Recent commentators in the “Washington Post” are saying this current impeachment proceedings lacks surprise. At least compared to the halycon days of Watergate, when we had hidden tapes and John Dean’s testimony and the smoking gun. Watergate unravelled as it unfolded such that one week we knew so much more than we thought we knew the week before. The commentators makes a good point. No surprise, no story. So do we even have a story with this process?
In the current proceedings, we know the President invited Russia to hack Hillary’s email- he said it in his campaign, and he pressured Ukraine’s new leader to investigate the Bidens. We don’t need a tape to reveal all of that, and we don’t need a staffer to spill the beans. No, says the pundit, we have the story, and it will be broadcast but not get the ratings.
But not so fast. The story that lulls us into feeling “No Surprise here” is weighted to ring the changes in the end. Just when you thought it was all over….. You can hear the music swell with menace. Jaws is not dead. Jack the Ripper is still ripping.
The story with no surprise, even on day one, delivered something new. We learned that an ambassador can call the President on the Cell phone from a Kyiv restaurant, not on a secure line, and that the President can be shouting so loud that the staffers in the space can clearly hear what the President is asking and saying.
And we learn that this is not just happenstance but ONE DAY after the famous July 25th phone call, the day after the Mueller report that was investigating the President’s collusion with Russia to interfere with an American election.
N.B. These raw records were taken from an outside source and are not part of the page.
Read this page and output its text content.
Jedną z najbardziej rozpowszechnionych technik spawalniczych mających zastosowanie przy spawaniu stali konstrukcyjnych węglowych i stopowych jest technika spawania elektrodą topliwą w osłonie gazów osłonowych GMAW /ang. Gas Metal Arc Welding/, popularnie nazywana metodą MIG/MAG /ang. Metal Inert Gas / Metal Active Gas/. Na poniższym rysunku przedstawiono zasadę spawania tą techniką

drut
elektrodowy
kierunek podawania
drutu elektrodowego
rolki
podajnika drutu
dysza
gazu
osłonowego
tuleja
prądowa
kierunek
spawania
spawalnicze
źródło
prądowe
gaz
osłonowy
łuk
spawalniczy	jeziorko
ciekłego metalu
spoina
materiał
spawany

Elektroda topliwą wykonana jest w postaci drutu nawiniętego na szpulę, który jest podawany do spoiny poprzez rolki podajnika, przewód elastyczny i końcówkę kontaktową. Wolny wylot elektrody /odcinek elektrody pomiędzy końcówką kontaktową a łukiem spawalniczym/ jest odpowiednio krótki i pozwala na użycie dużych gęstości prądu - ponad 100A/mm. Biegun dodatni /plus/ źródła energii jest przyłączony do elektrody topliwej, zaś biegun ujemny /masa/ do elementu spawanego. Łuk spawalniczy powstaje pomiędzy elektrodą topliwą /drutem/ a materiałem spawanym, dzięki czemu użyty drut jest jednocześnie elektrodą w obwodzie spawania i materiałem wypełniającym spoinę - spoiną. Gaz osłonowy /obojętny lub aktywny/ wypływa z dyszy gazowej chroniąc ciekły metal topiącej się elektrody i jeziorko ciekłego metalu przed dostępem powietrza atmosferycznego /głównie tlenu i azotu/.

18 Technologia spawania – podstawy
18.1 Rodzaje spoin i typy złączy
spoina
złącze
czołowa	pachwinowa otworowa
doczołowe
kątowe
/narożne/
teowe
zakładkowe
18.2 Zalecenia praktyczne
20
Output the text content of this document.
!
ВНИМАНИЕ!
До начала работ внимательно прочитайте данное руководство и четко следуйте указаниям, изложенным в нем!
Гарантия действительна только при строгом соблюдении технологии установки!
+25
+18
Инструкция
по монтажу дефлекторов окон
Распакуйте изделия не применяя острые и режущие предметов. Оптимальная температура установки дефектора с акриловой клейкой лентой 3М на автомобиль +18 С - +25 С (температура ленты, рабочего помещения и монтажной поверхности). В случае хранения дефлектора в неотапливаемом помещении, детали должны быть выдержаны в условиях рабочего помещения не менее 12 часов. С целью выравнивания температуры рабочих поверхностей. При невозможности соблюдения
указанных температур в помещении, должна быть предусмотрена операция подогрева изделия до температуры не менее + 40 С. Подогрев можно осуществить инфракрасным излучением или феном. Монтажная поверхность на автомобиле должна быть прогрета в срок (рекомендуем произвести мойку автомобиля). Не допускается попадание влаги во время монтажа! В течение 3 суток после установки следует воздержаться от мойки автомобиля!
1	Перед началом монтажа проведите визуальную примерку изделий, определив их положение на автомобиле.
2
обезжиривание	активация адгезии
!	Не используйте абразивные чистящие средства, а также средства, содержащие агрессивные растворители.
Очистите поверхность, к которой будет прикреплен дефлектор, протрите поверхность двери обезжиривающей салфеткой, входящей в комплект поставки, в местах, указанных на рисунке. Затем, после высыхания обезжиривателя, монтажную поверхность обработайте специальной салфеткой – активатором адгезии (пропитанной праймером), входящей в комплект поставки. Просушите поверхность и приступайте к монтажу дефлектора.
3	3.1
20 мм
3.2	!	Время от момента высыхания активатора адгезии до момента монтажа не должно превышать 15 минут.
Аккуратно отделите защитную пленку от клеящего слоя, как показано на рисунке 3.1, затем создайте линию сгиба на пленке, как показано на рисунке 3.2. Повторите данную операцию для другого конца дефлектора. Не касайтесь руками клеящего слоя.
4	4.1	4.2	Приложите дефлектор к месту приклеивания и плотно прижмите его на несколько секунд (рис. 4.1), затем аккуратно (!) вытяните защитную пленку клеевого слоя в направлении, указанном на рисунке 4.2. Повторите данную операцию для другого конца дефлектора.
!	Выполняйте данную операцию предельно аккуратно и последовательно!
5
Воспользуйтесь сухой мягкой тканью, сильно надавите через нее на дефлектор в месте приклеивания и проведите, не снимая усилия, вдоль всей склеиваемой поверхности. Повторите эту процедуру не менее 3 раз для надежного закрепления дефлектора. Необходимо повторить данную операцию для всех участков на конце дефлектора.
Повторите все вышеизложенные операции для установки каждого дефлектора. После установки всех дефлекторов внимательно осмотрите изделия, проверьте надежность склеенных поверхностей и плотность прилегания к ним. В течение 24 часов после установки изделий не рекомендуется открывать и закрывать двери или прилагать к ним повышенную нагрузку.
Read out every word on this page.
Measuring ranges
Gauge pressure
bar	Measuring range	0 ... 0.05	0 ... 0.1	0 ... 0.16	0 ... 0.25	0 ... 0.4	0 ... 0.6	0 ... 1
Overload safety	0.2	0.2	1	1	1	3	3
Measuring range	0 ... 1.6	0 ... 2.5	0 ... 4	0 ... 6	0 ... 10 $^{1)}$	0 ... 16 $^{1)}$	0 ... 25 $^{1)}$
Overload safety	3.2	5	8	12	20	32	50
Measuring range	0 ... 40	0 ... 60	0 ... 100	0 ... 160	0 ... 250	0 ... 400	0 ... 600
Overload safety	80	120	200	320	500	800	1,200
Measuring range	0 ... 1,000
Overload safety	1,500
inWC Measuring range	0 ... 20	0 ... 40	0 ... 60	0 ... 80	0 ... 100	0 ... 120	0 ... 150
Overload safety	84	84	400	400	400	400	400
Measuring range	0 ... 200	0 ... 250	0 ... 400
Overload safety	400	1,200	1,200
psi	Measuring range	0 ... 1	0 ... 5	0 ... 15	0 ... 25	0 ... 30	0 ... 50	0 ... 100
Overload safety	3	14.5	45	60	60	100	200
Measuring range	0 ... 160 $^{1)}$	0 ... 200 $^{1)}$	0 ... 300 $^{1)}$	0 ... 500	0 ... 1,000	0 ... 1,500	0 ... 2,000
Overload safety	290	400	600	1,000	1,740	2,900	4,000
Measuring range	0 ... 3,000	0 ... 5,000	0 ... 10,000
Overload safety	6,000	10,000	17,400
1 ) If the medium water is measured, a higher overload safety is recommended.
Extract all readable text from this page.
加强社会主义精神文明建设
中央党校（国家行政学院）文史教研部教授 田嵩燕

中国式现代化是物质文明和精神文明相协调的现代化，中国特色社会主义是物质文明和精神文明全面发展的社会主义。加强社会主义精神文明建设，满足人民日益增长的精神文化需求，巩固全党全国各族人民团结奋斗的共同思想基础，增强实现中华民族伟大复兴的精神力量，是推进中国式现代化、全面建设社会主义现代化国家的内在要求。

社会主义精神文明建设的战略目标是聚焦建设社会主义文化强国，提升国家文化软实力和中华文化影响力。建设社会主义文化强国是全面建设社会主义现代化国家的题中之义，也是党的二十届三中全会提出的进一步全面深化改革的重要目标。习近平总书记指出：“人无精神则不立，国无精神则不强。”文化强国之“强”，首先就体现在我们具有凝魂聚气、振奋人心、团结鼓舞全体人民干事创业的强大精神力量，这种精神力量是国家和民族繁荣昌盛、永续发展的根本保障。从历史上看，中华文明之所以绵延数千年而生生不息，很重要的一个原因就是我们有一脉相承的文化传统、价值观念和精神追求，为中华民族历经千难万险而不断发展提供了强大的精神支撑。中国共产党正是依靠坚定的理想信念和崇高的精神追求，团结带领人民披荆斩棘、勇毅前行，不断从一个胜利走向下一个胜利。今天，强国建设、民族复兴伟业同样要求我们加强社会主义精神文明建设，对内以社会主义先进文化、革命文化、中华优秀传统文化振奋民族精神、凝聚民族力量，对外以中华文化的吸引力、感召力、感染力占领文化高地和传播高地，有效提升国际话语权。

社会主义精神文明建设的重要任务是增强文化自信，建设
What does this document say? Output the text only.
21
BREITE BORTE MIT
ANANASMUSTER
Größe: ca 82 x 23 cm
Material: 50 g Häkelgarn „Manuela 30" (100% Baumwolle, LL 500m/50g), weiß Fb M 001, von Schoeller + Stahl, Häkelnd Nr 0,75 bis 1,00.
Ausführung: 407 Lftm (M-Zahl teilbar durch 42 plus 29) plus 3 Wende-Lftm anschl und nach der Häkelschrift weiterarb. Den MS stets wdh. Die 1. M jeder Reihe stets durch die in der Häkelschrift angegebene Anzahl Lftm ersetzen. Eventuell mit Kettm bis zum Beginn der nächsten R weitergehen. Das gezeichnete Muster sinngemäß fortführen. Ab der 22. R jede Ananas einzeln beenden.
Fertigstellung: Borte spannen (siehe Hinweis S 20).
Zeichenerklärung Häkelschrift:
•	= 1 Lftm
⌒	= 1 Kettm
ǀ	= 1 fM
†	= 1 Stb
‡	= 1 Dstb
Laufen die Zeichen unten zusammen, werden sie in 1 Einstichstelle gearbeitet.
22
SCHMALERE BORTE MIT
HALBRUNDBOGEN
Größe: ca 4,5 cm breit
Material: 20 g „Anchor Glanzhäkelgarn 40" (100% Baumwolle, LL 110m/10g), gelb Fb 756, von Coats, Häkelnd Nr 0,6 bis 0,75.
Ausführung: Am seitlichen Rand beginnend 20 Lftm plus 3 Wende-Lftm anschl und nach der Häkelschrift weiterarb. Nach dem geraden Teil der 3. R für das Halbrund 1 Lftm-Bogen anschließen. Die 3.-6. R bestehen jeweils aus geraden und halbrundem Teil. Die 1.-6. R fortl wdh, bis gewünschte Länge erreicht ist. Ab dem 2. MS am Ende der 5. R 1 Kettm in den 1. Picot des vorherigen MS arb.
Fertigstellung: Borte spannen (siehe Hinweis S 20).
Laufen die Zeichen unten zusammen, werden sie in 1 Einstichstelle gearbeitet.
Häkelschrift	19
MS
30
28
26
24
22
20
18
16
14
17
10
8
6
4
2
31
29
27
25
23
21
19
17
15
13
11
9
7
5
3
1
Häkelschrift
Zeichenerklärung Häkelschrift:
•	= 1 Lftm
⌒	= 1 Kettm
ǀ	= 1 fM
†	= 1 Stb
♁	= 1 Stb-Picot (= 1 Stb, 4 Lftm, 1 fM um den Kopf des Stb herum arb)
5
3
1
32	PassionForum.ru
Perhaps that is the surprise that is not a surprise, but it was new. It did advance the narrative.
On Friday, the former Ambassador to Ukraine testified. Most of her testimony had already been released. What could possibly happen that was new? Try a Presidential tweet right in the middle of the hearing, one that Chairman Schiff could ask Ambassador Yovanovitch about and its intention to intimidate. What is predictable about any Trump narrative is how unpredictable it will be.
President Trump is something of an expert on how to drive the national narrative, and to drive the media into a twitter feeding frenzy, but he is forgetting something here. He is withholding documents and he is banning staffers to testify and he is not allowing the State Department to release key memos. All that adds to the unfolding and the possible unravelling. And if he loses his cool and lashes out, he will confirm the conviction that the Congress is trying to prove.
If a person has nothing to hide, he usually does not bother to hide it. Or if there is evidence that might turn the tide, the advice is always to get it all out there. This ensures that if there is to be a big surprise, have it at the start so people are used to it. They get over it. But to risk the mystery of new revelations, or documents and witnesses that will expand the story of the meddling and the bribing, that will risk the story ending up exactly at the opposite end of where the President wants it.
An impeachment process has a narrative design. It has a map of how meaning is going to move. If all the evidence is out there, it will go around in circles rather than forward. But the cover up, as we know from history, ends up being the mortal sin. What is covered shall be uncovered. Secrecy drives the quest to find out.
For a President usually so smart with stories- which he calls fake news- for him to be so dumb is for him to risk his peaches becoming his pears.